Avec plus de 11 millions de personnes infectées et plus de 270 000 morts en Europe, la crise du coronavirus a mis en évidence le rôle essentiel de toutes les collectivités régionales, intermédiaires et locales dans la fourniture de services publics au plus près des populations. Elles sont aux commandes pour toutes les actions sanitaires nécessaires au niveau local, telles que les mesures de quarantaine ou le traçage des contacts.

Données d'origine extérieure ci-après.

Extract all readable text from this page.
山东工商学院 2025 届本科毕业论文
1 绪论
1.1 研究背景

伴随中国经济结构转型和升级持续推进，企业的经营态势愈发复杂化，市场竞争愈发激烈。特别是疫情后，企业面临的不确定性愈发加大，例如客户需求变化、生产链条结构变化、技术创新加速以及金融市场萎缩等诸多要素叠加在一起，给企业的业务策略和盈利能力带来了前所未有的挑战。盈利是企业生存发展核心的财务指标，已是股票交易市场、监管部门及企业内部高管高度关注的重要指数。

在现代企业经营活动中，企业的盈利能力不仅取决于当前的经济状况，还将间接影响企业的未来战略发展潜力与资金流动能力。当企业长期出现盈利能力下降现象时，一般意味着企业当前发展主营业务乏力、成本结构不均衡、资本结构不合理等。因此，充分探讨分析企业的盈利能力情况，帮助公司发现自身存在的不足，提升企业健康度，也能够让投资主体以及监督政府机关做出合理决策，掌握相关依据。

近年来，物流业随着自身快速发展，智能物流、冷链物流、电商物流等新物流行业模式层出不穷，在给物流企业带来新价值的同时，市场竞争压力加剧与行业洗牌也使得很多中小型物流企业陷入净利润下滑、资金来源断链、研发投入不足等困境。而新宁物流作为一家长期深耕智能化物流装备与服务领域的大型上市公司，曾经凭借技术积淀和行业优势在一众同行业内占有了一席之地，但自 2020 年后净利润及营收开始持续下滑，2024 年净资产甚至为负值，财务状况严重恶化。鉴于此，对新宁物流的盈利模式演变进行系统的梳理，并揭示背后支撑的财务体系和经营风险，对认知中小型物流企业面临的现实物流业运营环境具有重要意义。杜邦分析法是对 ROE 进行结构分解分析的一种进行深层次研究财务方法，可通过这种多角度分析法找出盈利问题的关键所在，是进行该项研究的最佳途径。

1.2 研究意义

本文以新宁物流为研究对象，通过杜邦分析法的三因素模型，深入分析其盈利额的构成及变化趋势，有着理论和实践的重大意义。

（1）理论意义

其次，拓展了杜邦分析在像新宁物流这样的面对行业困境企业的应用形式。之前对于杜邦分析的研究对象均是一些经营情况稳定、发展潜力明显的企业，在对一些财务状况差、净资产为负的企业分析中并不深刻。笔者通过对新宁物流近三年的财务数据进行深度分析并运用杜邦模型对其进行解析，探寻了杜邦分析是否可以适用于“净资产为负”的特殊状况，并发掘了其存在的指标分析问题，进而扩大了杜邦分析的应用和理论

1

En ouverture de la conférence intitulée «Les pouvoirs locaux intermédiaires: un filet de sécurité pour nos concitoyens dans la lutte contre la crise de la COVID-19» , le président de la Confédération européenne des pouvoirs locaux intermédiaires (CEPLI), André VIOLA (FR/PES) , qui est aussi membre du Comité européen des régions, s'est exprimé en ces termes:

«Nos territoires sont directement touchés par les effets des changements socio-économiques, environnementaux, générationnels et démographiques qui empêchent le développement durable de nos sociétés. C’est dans un contexte rendu particulièrement difficile par l’ensemble de ces problèmes qu’est survenue la crise de la COVID-19. Les compétences confiées aux pouvoirs locaux intermédiaires nous conduisent à intervenir directement auprès de nos concitoyens pour en atténuer les incidences économiques et sociales. N’oublions pas qu’une Europe qui prétendrait avancer sans ses collectivités locales, intermédiaires et régionales serait une Europe sans citoyens et sans territoires, soit un projet dépourvu de sens et d’avenir.»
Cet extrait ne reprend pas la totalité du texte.